11.2. All disputes arising out of the validity, construction or performance of
the present Agreement shall be settled by arbitration under the Rules of
the American Arbitration Association.
*** CONFIDENTIAL TREATMENT REQUESTED.
6
7
11.2.1. The arbitral tribunal shall consist of three arbitrators. One
arbitrator shall be appointed by ANTHRA and one shall be appointed
by OMNICHEM; these two arbitrators shall jointly select the third
arbitrator. If the arbitrators cannot agree on the designation of
a third arbitrator, or if one party fails to designate an
arbitrator, the authority provided by the Rules of the American
Arbitration Association shall make the appointment.
11.2.2. The seat of arbitration shall be London, England.
11.2.3. The arbitration shall be held in the English language.
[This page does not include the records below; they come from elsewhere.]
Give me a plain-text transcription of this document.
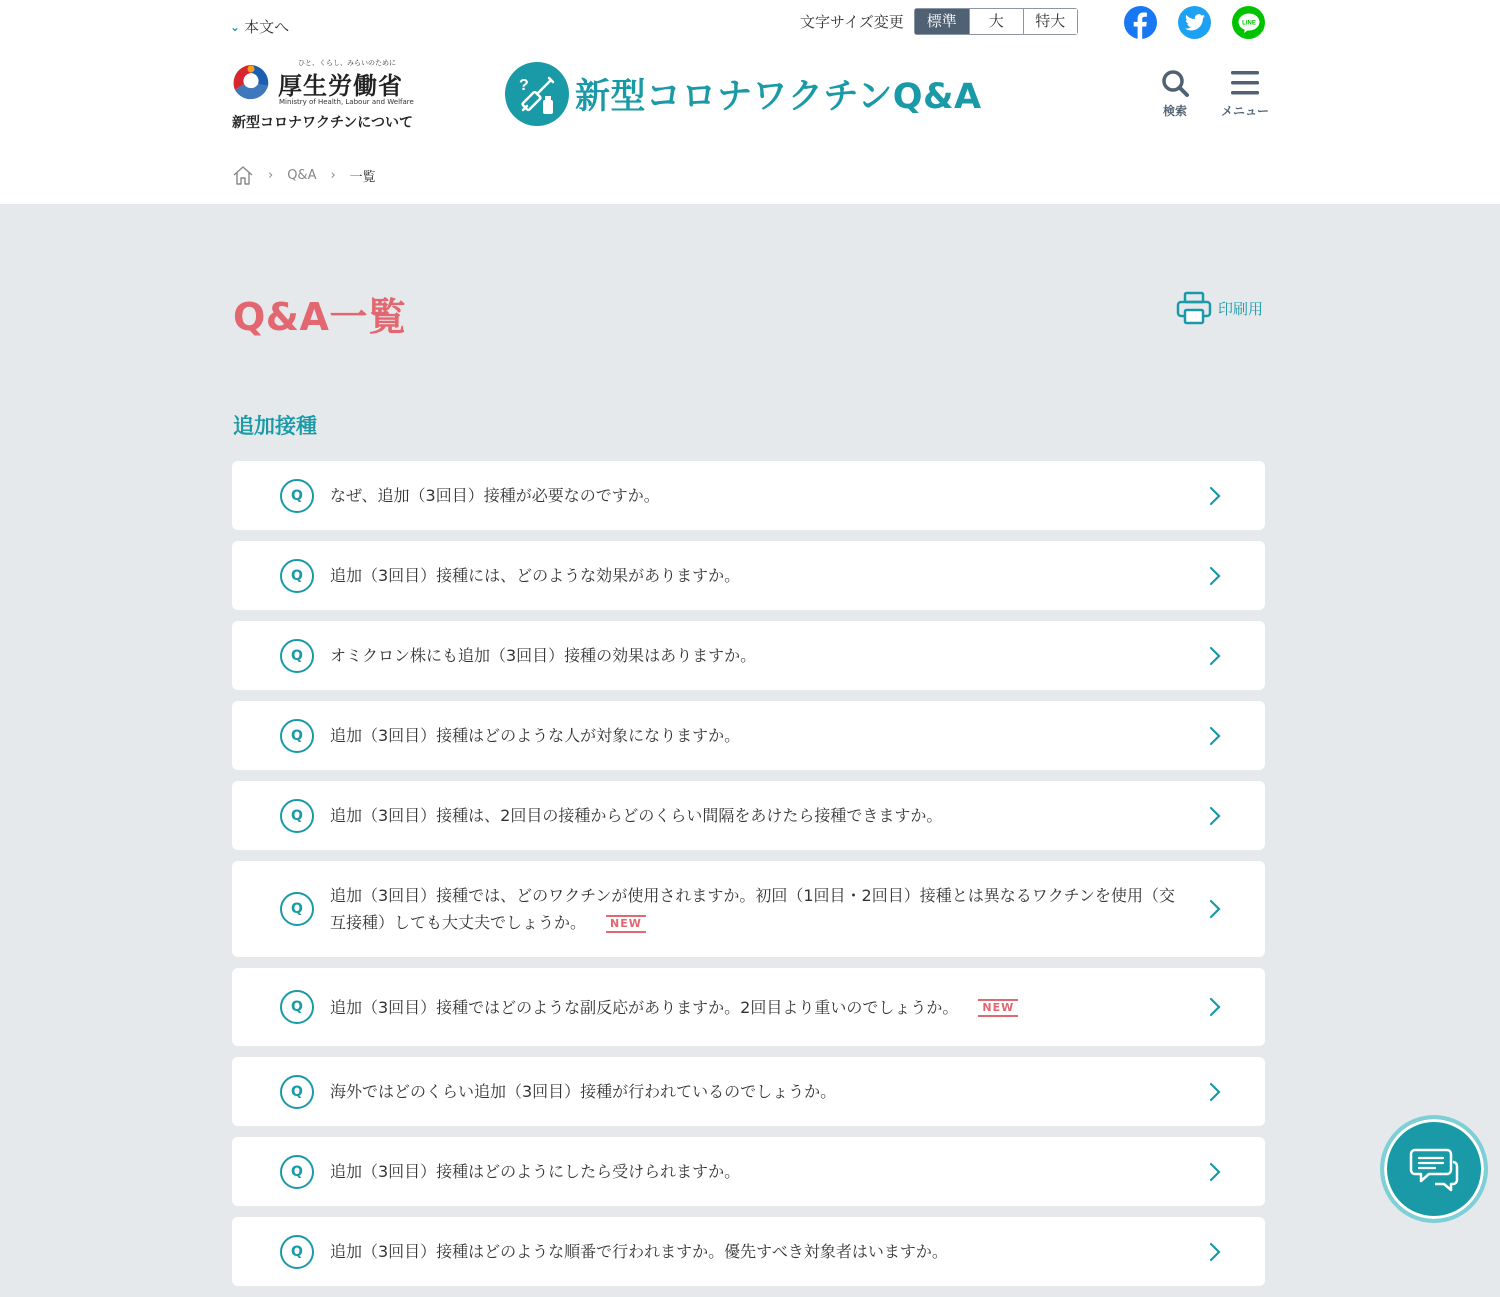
⌄ 本文へ	文字サイズ変更	標準	大	特大	LINE
ひと、くらし、みらいのために
厚生労働省
Ministry of Health, Labour and Welfare
新型コロナワクチンについて
? 新型コロナワクチンQ&A	検索	メニュー
› Q&A › 一覧
Q&A一覧	印刷用
追加接種
Q	なぜ、追加（3回目）接種が必要なのですか。
Q	追加（3回目）接種には、どのような効果がありますか。
Q	オミクロン株にも追加（3回目）接種の効果はありますか。
Q	追加（3回目）接種はどのような人が対象になりますか。
Q	追加（3回目）接種は、2回目の接種からどのくらい間隔をあけたら接種できますか。
Q
追加（3回目）接種では、どのワクチンが使用されますか。初回（1回目・2回目）接種とは異なるワクチンを使用（交互接種）しても大丈夫でしょうか。 NEW
Q	追加（3回目）接種ではどのような副反応がありますか。2回目より重いのでしょうか。 NEW
Q	海外ではどのくらい追加（3回目）接種が行われているのでしょうか。
Q	追加（3回目）接種はどのようにしたら受けられますか。
Q	追加（3回目）接種はどのような順番で行われますか。優先すべき対象者はいますか。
11.2.4. For enforcement of this Agreement or an arbitration award or in
aid of arbitration, the parties consent to the jurisdiction of the
courts of Brussels, Belgium, and New Jersey, U.S.A.
Article 12: Miscellaneous
12.1. The provisions of this Agreement shall not be modified other than by a
written agreement signed by the parties. This Agreement constitutes the
entire Agreement of the parties and supercedes all existing agreements.
12.2. This Agreement may not be assigned by OMNICHEM without the prior consent
of ANTHRA which consent shall not be unreasonably withheld.
12.3. Any notice required or permitted under this Agreement shall be sent by a
certified air mail, postage prepaid, international cable, facsimile
transmission or telex (notice by cable, facsimile or telex must also be
confirmed by a certified, air mail copy, postage prepaid) to the following
addresses of the parties:
to ANTHRA:
Anthra Pharmaceuticals, Inc.
00 Xxxxxx Xxxx
Xxxxxxxxx, Xxx Xxxxxx 00000
Fax: 000-000-0000
to OMNICHEM:
Omnichem S.A.
Industrial Research Park
1348 Louvain-la-Neuve
Belgium
Fax: ________________________
IN WITNESS WHEREOF, the parties have caused this Agreement to be executed in
duplicate by their duly qualified officers or representatives.
*** CONFIDENTIAL TREATMENT REQUESTED.
7
8
Done in /s/ Xxxxxxx X. Xxxxxx on 28 June, 1991, FOR AND ON BEHALF OF ANTHRA
PHARMACEUTICALS Inc.
Done in /s/ X. xx Xxxxx xx Xxxxxx on 22nd July, 1991, FOR AND ON BEHALF OF
OMNICHEM S.A.
B. xx Xxxxx xx Xxxxxx
Manager Marketing & Business Operations
*** CONFIDENTIAL TREATMENT REQUESTED.